World Watch/Burundi/Internet & Online Safety

Internet & Online Safety · Burundi

Online safety & content laws in Burundi (2026)

PartialLaw No. 1/10 of 16 March 2022 on the Prevention and Repression of Cybercriminality; National Communication Council (CNC) media oversight; ARCT telecommunications regulation (Decree-Law No. 100/112, 2012)Country index 66 · B

Burundi shaded by its internet & online safety status

Burundi regulates online content through a 2022 cybercrime law and a media law enforced by the CNC, but has no comprehensive online safety statute comparable to the EU DSA or UK OSA. The cybercrime law criminalises broad online speech acts including spreading rumours, and the CNC actively suspends online and digital media outlets. There is no dedicated data-protection law, platform-liability regime, or age-verification framework in force.

Key points

Cybercrime Law 2022

Law No. 1/10 of 16 March 2022 is the primary statute governing online content. Article 42 imposes 5–10 years' penal servitude and fines of 5–10 million BIF for disseminating online rumours capable of causing fear, uprising or violence — a provision widely criticised as a tool for suppressing digital dissent.

CNC Online Media Oversight

The National Communication Council (CNC) regulates online media under the 2013 Media Law (updated 2024) and requires online news agencies to register. In March 2025 the CNC suspended the youth online platform Yaga Burundi and several other digital broadcasters for alleged non-compliance, demonstrating active enforcement against online publishers.

2024 Press Law Amendment

A revised press law enacted in July 2024 partially decriminalised press offences by removing custodial sentences for insults and harmful allegations, yet defamation and insult online remain subject to fines and the broader cybercrime law still carries criminal penalties for online speech.
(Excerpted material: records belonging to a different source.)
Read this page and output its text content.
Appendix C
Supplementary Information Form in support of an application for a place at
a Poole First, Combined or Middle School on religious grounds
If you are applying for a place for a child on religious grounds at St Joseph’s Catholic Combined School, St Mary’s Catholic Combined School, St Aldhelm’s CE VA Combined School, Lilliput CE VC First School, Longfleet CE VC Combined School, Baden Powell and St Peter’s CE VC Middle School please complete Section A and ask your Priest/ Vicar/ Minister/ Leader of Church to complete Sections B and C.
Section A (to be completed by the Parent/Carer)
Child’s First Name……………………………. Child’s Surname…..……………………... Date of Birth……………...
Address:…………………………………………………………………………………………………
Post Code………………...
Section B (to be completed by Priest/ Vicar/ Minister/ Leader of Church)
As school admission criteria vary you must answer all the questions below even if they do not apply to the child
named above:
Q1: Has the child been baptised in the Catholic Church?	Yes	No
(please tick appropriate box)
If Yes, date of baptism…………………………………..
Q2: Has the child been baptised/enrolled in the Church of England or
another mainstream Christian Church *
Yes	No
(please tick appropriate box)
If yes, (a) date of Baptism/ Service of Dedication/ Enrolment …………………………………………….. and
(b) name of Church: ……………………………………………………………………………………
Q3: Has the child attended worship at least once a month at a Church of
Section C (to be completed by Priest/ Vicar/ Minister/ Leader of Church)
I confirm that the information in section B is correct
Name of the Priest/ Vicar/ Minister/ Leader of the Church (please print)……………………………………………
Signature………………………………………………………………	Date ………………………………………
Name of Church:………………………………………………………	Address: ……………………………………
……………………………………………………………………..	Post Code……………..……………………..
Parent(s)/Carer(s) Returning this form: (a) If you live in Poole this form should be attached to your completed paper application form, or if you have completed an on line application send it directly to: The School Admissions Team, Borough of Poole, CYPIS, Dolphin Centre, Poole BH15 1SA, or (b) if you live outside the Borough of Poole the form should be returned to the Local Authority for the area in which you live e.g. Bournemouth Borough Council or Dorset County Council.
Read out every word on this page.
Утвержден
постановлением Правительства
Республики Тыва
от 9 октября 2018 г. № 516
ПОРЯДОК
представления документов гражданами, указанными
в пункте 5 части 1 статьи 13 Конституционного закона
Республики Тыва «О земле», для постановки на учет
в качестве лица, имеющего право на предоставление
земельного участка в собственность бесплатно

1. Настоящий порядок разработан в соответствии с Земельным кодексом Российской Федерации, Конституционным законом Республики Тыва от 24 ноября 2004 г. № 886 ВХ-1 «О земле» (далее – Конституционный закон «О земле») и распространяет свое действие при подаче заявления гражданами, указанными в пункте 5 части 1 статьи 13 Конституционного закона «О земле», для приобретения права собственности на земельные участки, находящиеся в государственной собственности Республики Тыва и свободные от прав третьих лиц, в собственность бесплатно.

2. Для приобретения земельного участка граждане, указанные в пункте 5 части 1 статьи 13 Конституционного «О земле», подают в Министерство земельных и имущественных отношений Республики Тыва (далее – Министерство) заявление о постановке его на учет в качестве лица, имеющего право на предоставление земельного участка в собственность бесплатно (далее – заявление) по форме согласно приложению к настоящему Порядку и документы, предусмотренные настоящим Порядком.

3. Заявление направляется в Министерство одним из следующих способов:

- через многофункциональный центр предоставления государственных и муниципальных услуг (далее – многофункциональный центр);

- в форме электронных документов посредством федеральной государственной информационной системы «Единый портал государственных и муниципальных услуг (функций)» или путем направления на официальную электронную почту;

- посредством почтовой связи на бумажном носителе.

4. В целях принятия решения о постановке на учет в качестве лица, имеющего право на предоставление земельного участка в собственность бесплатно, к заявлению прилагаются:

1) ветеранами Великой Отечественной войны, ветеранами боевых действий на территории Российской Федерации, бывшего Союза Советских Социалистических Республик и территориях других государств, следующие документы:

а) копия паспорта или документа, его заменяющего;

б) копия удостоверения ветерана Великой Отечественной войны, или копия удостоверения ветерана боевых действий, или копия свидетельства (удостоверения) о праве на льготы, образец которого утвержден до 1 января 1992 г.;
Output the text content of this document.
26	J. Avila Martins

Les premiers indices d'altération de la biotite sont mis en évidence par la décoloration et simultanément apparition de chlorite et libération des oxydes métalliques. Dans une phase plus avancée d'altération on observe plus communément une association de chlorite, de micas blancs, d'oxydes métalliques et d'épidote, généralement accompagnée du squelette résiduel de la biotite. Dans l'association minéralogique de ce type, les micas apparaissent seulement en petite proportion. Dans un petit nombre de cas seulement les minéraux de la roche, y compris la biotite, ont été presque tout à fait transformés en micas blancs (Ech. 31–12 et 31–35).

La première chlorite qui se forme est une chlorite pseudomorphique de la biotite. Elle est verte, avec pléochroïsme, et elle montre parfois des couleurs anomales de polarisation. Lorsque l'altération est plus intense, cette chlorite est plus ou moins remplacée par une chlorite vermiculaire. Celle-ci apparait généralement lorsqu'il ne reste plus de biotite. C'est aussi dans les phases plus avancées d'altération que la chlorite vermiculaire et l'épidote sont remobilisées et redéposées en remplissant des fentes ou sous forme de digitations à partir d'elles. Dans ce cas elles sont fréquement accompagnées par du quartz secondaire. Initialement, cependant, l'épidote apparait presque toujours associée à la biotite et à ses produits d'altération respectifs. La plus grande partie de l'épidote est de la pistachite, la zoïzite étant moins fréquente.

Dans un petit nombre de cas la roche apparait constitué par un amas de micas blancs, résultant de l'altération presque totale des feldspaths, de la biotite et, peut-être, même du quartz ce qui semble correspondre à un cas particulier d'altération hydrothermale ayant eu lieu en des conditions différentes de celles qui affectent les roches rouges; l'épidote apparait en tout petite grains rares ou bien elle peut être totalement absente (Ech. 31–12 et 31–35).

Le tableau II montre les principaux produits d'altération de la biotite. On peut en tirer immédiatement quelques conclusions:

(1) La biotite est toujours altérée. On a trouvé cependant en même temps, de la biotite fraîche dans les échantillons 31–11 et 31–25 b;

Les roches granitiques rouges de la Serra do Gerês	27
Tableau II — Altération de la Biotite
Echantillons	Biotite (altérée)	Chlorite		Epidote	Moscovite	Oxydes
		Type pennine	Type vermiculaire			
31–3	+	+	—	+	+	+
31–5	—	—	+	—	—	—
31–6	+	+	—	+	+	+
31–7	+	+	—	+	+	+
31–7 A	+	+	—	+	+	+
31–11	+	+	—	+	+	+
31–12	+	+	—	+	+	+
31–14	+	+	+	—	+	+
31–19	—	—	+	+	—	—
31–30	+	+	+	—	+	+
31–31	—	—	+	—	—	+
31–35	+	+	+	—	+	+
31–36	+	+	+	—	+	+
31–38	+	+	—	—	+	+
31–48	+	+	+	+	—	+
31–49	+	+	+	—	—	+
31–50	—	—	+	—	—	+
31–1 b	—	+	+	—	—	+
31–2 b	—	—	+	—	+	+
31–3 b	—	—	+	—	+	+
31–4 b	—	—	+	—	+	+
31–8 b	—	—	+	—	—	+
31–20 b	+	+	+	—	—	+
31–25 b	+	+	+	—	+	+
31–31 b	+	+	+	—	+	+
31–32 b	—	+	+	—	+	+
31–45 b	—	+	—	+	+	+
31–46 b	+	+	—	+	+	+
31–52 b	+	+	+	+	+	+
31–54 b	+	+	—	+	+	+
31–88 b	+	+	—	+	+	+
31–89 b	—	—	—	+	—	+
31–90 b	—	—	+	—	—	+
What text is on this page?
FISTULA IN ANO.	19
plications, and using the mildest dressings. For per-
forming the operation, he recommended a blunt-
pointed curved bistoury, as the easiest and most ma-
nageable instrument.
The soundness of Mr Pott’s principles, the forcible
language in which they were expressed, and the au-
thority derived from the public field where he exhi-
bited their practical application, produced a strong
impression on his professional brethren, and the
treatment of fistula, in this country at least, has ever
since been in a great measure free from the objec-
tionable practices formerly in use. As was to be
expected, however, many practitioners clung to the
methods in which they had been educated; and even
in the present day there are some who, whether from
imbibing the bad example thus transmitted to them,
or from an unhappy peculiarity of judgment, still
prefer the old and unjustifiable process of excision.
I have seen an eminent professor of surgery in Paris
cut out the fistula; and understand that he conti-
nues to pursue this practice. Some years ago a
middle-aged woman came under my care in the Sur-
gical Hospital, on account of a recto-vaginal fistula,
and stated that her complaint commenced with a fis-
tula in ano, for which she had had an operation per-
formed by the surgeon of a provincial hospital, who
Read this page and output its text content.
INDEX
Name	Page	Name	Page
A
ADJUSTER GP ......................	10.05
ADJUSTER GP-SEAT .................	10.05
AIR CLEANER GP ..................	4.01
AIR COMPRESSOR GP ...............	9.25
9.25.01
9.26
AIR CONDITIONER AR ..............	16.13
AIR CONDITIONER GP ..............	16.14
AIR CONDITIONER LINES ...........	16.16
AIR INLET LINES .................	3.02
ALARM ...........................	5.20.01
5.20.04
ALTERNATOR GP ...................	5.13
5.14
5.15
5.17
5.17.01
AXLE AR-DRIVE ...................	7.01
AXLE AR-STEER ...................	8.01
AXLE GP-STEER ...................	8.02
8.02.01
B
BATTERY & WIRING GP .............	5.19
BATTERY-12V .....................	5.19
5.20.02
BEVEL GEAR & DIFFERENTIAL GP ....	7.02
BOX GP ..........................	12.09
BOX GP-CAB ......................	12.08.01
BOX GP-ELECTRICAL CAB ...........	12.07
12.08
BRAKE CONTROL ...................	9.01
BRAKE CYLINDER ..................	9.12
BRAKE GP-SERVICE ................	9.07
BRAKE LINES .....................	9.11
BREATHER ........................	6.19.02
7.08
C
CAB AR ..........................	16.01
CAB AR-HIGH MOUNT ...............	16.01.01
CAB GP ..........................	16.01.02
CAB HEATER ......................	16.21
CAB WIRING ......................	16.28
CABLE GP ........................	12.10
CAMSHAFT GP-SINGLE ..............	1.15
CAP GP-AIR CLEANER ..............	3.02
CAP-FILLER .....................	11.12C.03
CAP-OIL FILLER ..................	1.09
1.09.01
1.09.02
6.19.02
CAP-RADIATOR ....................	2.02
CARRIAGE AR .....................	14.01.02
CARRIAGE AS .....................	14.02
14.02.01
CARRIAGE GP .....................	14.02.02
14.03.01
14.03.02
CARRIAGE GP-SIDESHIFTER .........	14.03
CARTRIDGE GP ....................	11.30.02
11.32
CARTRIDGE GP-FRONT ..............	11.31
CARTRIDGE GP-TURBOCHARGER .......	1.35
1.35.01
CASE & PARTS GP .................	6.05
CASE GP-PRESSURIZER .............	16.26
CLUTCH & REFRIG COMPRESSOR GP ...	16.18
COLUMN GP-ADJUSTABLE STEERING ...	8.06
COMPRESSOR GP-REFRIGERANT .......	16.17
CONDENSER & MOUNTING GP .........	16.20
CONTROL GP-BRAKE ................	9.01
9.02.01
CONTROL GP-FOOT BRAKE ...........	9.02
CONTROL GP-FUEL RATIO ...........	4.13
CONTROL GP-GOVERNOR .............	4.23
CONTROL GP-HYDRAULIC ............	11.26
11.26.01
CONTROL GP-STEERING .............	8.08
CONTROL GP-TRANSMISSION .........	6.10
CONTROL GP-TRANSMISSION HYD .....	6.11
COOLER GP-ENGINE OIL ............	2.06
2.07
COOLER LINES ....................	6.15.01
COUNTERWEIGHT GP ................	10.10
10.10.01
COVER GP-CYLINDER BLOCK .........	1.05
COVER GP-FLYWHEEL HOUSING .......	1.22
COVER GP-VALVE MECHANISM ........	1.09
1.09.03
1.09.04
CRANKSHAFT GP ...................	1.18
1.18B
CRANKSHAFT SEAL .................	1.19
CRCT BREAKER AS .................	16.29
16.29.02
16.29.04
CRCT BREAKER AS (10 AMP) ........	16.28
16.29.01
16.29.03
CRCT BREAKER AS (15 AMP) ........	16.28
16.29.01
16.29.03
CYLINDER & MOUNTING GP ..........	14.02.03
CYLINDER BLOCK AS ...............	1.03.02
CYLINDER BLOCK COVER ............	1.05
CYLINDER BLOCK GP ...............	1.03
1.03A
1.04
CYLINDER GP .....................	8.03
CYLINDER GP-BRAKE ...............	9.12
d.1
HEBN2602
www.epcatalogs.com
No Dedicated Data-Protection or Platform-Liability Law

Burundi has no standalone data-protection statute; sectoral provisions in telecommunications, banking and health laws impose limited confidentiality obligations. No platform-liability or notice-and-takedown regime analogous to the EU DSA or comparable frameworks has been enacted.

Chilling Effect and Self-Censorship

Freedom House's Freedom in the World 2025 report and Reporters Without Borders both document pervasive self-censorship online, with journalists convicted for social-media posts (e.g., journalist Sandra Muhoza sentenced to 21 months over WhatsApp group posts). RSF ranked Burundi 119th out of 180 countries in its 2026 Press Freedom Index.

Regional Harmonisation Efforts

Burundi participates in EAC/IGAD-led discussions on harmonising regional cybersecurity, data-governance and digital-trade rules supported by the World Bank's EARDIP initiative, but no resulting regional instrument has been transposed into domestic law as of May 2026.